Single cell suspensions of spleen and BM were prepared and assayed by FACS as described (42). To detect cytokine expression, CD4⁺ T cells were stimulated with 20 ng/ml PMA and 1 μM ionomycin (both from Sigma-Aldrich) in the presence of Golgi-stop reagent (BD Biosciences). For intracellular staining, cells were treated with Fixation/Permeabilization Solution (BD Biosciences). We used monoclonal antibodies (mAbs) to CD45 (30-F11), Ter119 (Ter119), CD11b (M1/70), Gr-1 (RB6-8C5), Ly6G (1A8), Ly6C (HK1.4), B220 (RA3-6B2), F4/80 (BM8), CD16/32 (2.4G2), CD34 (RAM34), Sca-1 (D7), CD117 (2B8), Flt3 (A2F10.1), CD4 (RM4-5. GK1.5), CD3 (145-2C11), CD8 (53-6.7), ICOS (C398.4A), BCL6 (K112-91), CD115 (T38-320), BAFF (121808), CD224 (A-4), MHC II (M5/114.15.2), CD80 (16-10A1), CD86 (GL1), CD138 (281-2), GL7 (GL7), FAS (Jo2), IFN-γ (XMG1.2), GM-CSF (MP1-22E9), IL-6 (MP5-20F3), IgG1 (A85-1; Santa Cruz), and MCL1 (REA924; Myltenyi Biotec), rat IgG2a (RTK2758), 7-aminoactinomycin D (7-AAD), and Annexin V (All from eBioscience or BD Biosciences unless indicated). Abs were conjugated with FITC, PE, PE-cy7, PerCP, allophycocyanin, or allophycocyanin-Cy7. Data were acquired with a FACS Canto II (BD Biosciences) and analyzed with Flowjo software (Tree Star Inc).

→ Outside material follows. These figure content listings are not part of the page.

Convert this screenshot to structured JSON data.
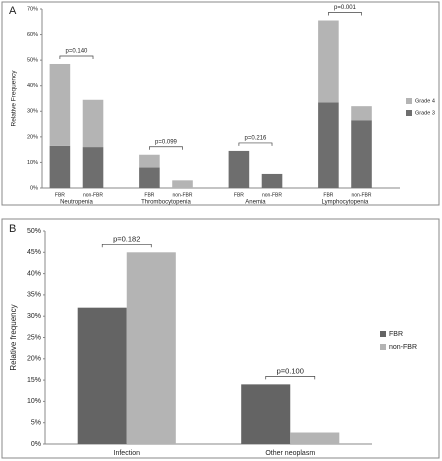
{
  "chart_data": [
    {
      "type": "stacked-bar",
      "panel": "A",
      "y_label": "Relative Frequency",
      "groups": [
        "Neutropenia",
        "Thrombocytopenia",
        "Anemia",
        "Lymphocytopenia"
      ],
      "categories": [
        "FBR",
        "non-FBR",
        "FBR",
        "non-FBR",
        "FBR",
        "non-FBR",
        "FBR",
        "non-FBR"
      ],
      "series": [
        {
          "name": "Grade 3",
          "color": "#6e6e6e",
          "values": [
            16.5,
            16,
            8,
            0,
            14.5,
            5.5,
            33.5,
            26.5
          ]
        },
        {
          "name": "Grade 4",
          "color": "#b4b4b4",
          "values": [
            32,
            18.5,
            5,
            3,
            0,
            0,
            32,
            5.5
          ]
        }
      ],
      "annotations": [
        "p=0.140",
        "p=0.099",
        "p=0.216",
        "p=0.001"
      ],
      "ylim": [
        0,
        70
      ],
      "yticks": [
        {
          "value": 0,
          "label": "0%"
        },
        {
          "value": 10,
          "label": "10%"
        },
        {
          "value": 20,
          "label": "20%"
        },
        {
          "value": 30,
          "label": "30%"
        },
        {
          "value": 40,
          "label": "40%"
        },
        {
          "value": 50,
          "label": "50%"
        },
        {
          "value": 60,
          "label": "60%"
        },
        {
          "value": 70,
          "label": "70%"
        }
      ]
    },
    {
      "type": "grouped-bar",
      "panel": "B",
      "y_label": "Relative frequency",
      "categories": [
        "Infection",
        "Other neoplasm"
      ],
      "series": [
        {
          "name": "FBR",
          "color": "#646464",
          "values": [
            32,
            14
          ]
        },
        {
          "name": "non-FBR",
          "color": "#b4b4b4",
          "values": [
            45,
            2.7
          ]
        }
      ],
      "annotations": [
        "p=0.182",
        "p=0.100"
      ],
      "ylim": [
        0,
        50
      ],
      "yticks": [
        {
          "value": 0,
          "label": "0%"
        },
        {
          "value": 5,
          "label": "5%"
        },
        {
          "value": 10,
          "label": "10%"
        },
        {
          "value": 15,
          "label": "15%"
        },
        {
          "value": 20,
          "label": "20%"
        },
        {
          "value": 25,
          "label": "25%"
        },
        {
          "value": 30,
          "label": "30%"
        },
        {
          "value": 35,
          "label": "35%"
        },
        {
          "value": 40,
          "label": "40%"
        },
        {
          "value": 45,
          "label": "45%"
        },
        {
          "value": 50,
          "label": "50%"
        }
      ]
    }
  ]
}
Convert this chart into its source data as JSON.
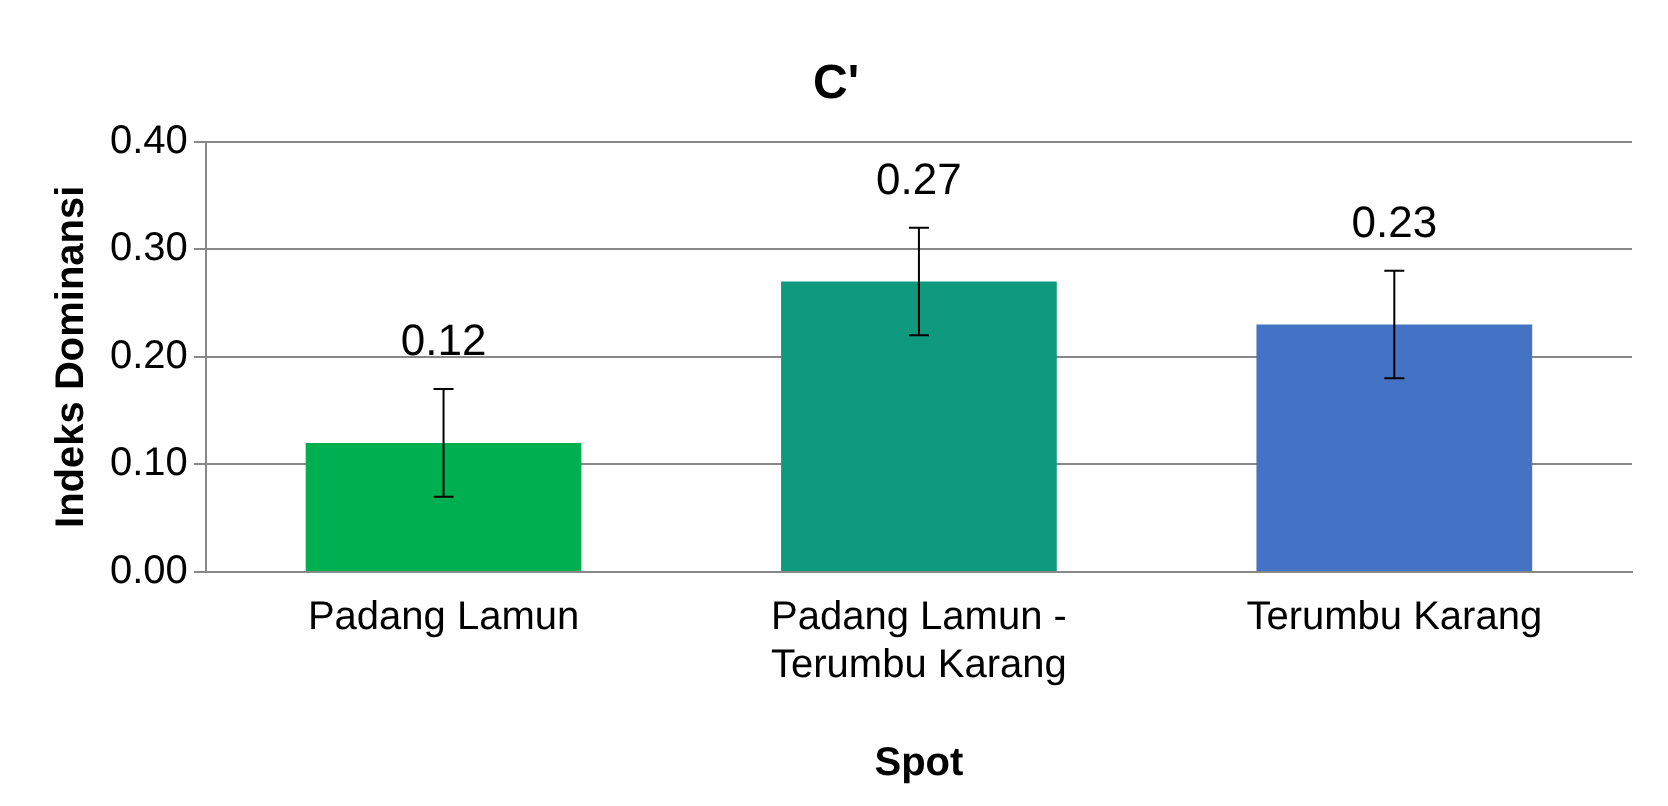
{
  "chart_data": {
    "type": "bar",
    "title": "C'",
    "xlabel": "Spot",
    "ylabel": "Indeks Dominansi",
    "categories": [
      "Padang Lamun",
      "Padang Lamun - Terumbu Karang",
      "Terumbu Karang"
    ],
    "values": [
      0.12,
      0.27,
      0.23
    ],
    "colors": [
      "#00b050",
      "#0f9a80",
      "#4472c4"
    ],
    "errors": [
      0.05,
      0.05,
      0.05
    ],
    "ylim": [
      0,
      0.4
    ],
    "yticks": [
      {
        "value": 0,
        "label": "0.00"
      },
      {
        "value": 0.1,
        "label": "0.10"
      },
      {
        "value": 0.2,
        "label": "0.20"
      },
      {
        "value": 0.3,
        "label": "0.30"
      },
      {
        "value": 0.4,
        "label": "0.40"
      }
    ],
    "grid": "y",
    "legend": false,
    "data_labels": true
  }
}
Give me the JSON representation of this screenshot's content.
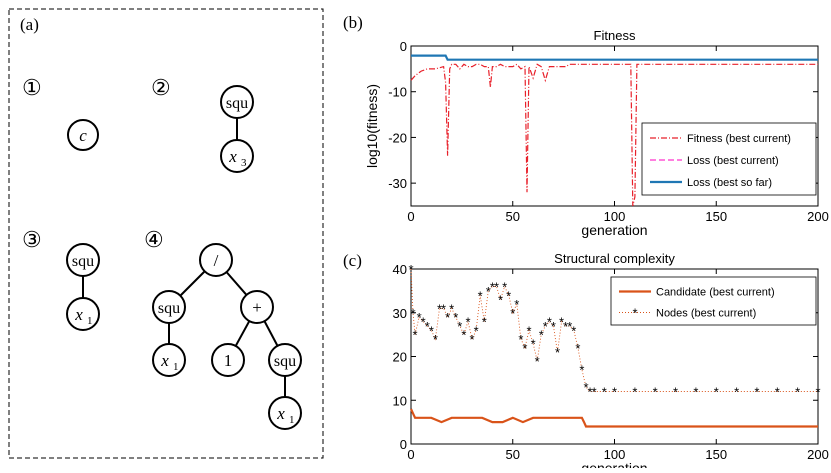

Cell Isolation and Proliferation Assays

To isolate SDMCs, single cell suspensions of spleens from sanroque mice were stained with anti-CD11b and anti-Gr-1 mAbs and sorted by FACS Aria III (BD Biosciences). Purity routinely exceeded >97%. CD4⁺ T cells and CD19⁺ B cells from C57BL/6 mice were isolated by magnetic-activated cell sorting (MACS; Myltenyi Biotec) to >97% purity. After labeling with cell proliferation dye eFluor™ 670 (eBioscience), CD4⁺ T and CD19⁺ B cells were cocultured with SDMCs for 3 days in the presence of 5 μg/ml anti-CD3 plus 1 μg/ml anti-CD28 mAbs (eBioscience) and 10 μg/ml LPS (Sigma-Aldrich) plus 10 ng/ml IL-4 (BD Biosciences), respectively. In some experiments, transwells with 0.4 μm pores (Corning), 0.5 mM Nω-hydroxy-nor-arginine (nor-NOHA; Enzo Life Sciences), or 0.5 mM NG-monomethyl-l-arginine (L-NMMA; Enzo Life Sciences) were added to co-cultures. Cell proliferation levels are given as division indexes calculated with Flowjo software.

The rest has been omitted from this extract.